Mission Longevity's clients, which include community and faith organizations as well as groups led by and for minorities, receive help and guidance in various aspects of nonprofit management and development, including how to handle advocacy. For Pinkney, this takes many forms, including what she calls "street advocacy." "Every organization doesn't need to have a political arm," she explains. "But when you present a program to the community, it is your responsibility to be aware of all that goes on within that area. We look at demographics, how you go door to door, how to get involved in your school, churches, and all that within a 5-mile radius."
Like Pinkney, Jessica Norwood promotes out-of-the-box thinking. As founder of the Emerging Changemakers Network, she challenges our assumption of who a social change leader is and how change happens.
Founded in 2007 and reaching across the entire Deep South region, Emerging Changemakers recruits civic-minded individuals between the ages of 25 and 40 to receive training and connect with peers around community solutions. None of its 300 active members fits a particular professional profile; a banker or someone from the private sector brings as much to the table as does an activist or nonprofit professional. "It's about self-identifying as a changemaker, being a leader," says Norwood, an Alabama native. "Just show up and take us up on our offer to be a changemaker."

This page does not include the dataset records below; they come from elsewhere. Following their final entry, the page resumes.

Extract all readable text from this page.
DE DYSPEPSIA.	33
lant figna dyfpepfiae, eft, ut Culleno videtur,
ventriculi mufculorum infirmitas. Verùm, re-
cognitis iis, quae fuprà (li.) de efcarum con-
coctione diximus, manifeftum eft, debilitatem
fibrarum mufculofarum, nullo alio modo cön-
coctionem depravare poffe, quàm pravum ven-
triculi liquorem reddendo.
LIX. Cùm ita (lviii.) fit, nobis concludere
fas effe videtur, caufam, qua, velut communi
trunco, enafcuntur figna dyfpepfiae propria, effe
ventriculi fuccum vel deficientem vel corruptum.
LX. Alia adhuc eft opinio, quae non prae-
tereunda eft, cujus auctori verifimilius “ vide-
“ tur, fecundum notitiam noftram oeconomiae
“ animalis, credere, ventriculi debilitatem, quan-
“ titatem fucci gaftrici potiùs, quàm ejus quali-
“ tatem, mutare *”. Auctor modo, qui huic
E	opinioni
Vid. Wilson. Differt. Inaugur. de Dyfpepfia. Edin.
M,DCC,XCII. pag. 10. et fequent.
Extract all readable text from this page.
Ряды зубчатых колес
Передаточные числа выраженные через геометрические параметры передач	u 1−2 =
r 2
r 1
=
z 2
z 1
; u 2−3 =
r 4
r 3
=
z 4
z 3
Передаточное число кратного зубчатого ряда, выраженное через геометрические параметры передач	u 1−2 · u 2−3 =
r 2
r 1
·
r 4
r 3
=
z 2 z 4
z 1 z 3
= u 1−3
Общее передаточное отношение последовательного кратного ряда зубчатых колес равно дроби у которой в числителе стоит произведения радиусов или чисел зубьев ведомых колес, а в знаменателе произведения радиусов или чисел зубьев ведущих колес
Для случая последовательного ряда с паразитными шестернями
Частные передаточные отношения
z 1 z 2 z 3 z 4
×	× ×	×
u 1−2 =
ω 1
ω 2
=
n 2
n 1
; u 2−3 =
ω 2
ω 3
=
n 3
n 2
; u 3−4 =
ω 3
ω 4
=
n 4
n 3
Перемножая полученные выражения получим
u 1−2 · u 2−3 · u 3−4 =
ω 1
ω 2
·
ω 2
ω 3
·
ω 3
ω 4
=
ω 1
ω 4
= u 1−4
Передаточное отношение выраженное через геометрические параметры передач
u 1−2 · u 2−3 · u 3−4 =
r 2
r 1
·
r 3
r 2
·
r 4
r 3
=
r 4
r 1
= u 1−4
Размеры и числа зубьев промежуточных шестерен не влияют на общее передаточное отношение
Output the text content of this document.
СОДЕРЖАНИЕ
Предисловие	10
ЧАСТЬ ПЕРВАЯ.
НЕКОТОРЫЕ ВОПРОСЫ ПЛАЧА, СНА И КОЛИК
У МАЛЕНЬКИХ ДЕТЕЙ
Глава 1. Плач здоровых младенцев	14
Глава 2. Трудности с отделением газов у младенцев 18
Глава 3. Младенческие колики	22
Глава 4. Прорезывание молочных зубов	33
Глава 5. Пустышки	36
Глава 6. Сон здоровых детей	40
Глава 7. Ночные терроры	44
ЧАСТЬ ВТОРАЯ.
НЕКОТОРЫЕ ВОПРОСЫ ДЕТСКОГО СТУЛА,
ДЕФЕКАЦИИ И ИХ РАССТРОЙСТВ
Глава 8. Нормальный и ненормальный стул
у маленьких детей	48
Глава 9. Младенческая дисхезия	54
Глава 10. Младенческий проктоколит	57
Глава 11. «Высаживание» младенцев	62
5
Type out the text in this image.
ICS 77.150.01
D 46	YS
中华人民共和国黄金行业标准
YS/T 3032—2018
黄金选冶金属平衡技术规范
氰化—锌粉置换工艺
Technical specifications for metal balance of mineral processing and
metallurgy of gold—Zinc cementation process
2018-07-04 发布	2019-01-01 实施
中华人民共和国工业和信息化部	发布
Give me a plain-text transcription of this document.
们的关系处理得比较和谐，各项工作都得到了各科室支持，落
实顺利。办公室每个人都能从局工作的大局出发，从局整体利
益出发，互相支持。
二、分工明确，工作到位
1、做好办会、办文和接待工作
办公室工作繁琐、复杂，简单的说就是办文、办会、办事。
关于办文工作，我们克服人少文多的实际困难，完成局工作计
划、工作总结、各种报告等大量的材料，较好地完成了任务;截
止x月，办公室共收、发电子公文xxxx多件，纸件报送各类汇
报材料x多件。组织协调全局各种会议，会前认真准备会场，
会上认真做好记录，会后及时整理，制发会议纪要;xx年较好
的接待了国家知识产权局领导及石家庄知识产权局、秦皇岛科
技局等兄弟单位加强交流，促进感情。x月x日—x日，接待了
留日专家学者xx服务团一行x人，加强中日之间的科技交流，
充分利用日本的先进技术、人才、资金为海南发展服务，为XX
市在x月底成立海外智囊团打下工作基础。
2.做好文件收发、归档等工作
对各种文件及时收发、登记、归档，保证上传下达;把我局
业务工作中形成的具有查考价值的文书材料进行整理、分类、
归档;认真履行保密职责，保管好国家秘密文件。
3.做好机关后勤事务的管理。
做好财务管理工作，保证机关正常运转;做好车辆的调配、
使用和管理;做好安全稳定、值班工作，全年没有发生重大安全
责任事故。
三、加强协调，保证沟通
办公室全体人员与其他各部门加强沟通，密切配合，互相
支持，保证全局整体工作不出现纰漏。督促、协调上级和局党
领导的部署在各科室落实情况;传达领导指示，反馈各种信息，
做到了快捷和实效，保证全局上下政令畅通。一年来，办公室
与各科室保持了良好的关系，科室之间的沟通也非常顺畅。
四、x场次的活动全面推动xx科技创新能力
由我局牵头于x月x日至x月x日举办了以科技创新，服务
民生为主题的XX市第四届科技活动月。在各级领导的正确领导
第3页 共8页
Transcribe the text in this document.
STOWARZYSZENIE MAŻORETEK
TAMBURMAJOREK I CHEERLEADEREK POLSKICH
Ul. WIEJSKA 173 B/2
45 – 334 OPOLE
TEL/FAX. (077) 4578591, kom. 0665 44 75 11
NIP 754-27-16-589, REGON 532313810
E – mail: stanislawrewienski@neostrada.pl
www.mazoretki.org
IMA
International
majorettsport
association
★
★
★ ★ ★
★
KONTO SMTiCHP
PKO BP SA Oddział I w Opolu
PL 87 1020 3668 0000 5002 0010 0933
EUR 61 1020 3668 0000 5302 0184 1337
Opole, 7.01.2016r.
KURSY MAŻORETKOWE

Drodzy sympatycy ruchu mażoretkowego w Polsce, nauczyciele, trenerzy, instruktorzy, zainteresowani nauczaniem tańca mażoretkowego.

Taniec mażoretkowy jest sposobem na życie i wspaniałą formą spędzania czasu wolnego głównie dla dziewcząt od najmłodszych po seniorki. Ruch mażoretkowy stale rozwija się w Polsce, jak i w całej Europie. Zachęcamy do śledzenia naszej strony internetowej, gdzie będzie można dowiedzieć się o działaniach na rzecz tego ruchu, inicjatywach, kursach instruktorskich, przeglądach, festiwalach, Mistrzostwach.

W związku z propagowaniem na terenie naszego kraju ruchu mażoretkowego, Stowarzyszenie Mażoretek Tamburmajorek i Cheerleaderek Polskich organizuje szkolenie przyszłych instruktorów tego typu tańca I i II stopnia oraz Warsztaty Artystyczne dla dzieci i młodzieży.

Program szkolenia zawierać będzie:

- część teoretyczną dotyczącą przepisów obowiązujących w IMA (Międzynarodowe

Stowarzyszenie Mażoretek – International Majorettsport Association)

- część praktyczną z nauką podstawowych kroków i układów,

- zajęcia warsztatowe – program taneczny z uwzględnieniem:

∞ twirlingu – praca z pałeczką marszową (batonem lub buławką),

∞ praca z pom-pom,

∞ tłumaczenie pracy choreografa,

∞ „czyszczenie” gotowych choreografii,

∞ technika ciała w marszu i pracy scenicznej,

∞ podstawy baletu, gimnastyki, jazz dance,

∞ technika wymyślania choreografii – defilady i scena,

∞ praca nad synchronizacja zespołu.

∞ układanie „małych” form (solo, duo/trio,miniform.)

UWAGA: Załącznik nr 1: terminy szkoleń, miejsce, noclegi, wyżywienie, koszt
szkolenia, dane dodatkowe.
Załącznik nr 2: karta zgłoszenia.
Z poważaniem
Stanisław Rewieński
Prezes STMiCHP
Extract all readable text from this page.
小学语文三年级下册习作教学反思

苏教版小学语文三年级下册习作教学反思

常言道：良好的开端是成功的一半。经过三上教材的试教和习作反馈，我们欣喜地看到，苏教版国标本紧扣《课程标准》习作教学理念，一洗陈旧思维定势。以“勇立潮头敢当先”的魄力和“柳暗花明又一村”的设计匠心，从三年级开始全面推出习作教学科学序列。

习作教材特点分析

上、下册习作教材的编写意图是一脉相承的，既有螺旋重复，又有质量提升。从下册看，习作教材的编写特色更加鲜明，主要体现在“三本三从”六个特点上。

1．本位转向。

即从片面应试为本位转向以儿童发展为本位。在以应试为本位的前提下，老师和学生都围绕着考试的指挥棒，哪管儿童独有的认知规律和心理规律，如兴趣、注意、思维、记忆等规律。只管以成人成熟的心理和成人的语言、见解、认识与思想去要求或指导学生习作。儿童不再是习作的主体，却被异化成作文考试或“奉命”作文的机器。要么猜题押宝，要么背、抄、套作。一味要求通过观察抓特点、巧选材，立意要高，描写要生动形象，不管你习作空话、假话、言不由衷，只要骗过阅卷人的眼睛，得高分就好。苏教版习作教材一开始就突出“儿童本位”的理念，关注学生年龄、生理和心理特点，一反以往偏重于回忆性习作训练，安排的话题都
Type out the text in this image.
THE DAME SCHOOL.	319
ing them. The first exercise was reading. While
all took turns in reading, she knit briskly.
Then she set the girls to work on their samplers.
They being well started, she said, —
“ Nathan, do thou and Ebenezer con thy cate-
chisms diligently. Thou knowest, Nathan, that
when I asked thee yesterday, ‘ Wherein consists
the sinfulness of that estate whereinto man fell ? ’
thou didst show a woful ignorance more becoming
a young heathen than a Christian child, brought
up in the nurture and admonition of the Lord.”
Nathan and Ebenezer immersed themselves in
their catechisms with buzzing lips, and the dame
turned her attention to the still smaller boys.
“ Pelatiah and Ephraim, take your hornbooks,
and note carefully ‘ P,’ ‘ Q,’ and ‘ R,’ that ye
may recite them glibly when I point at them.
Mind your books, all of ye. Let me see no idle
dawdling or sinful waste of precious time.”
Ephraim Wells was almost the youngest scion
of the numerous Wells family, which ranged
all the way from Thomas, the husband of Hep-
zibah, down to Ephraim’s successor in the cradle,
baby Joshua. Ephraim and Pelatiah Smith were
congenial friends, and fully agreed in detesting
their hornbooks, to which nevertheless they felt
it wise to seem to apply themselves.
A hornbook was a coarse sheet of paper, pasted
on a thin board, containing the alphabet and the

The organization's genesis dates back to Hurricane Katrina, when like many others Norwood saw that no pipeline existed for social justice leaders. As someone well-versed in the spheres of politics and nonprofits, Norwood saw an opportunity for bringing emerging leaders together to address the vast disparities that immigrants and people of color in the region faced. (It was also around this common agenda that Norwood and Frontline's own Marcus Littles, another Alabama native, first connected.)
The most popular component of Emerging Changemakers is the annual Leadership Summit, which takes place in March. But the organization's work goes beyond training and networking, including an Impact Investing program launching this fall that Norwood is thrilled about. In partnership with the Ford Foundation, the pilot program will provide microfinance lending to residents in the Alabama Black Belt region.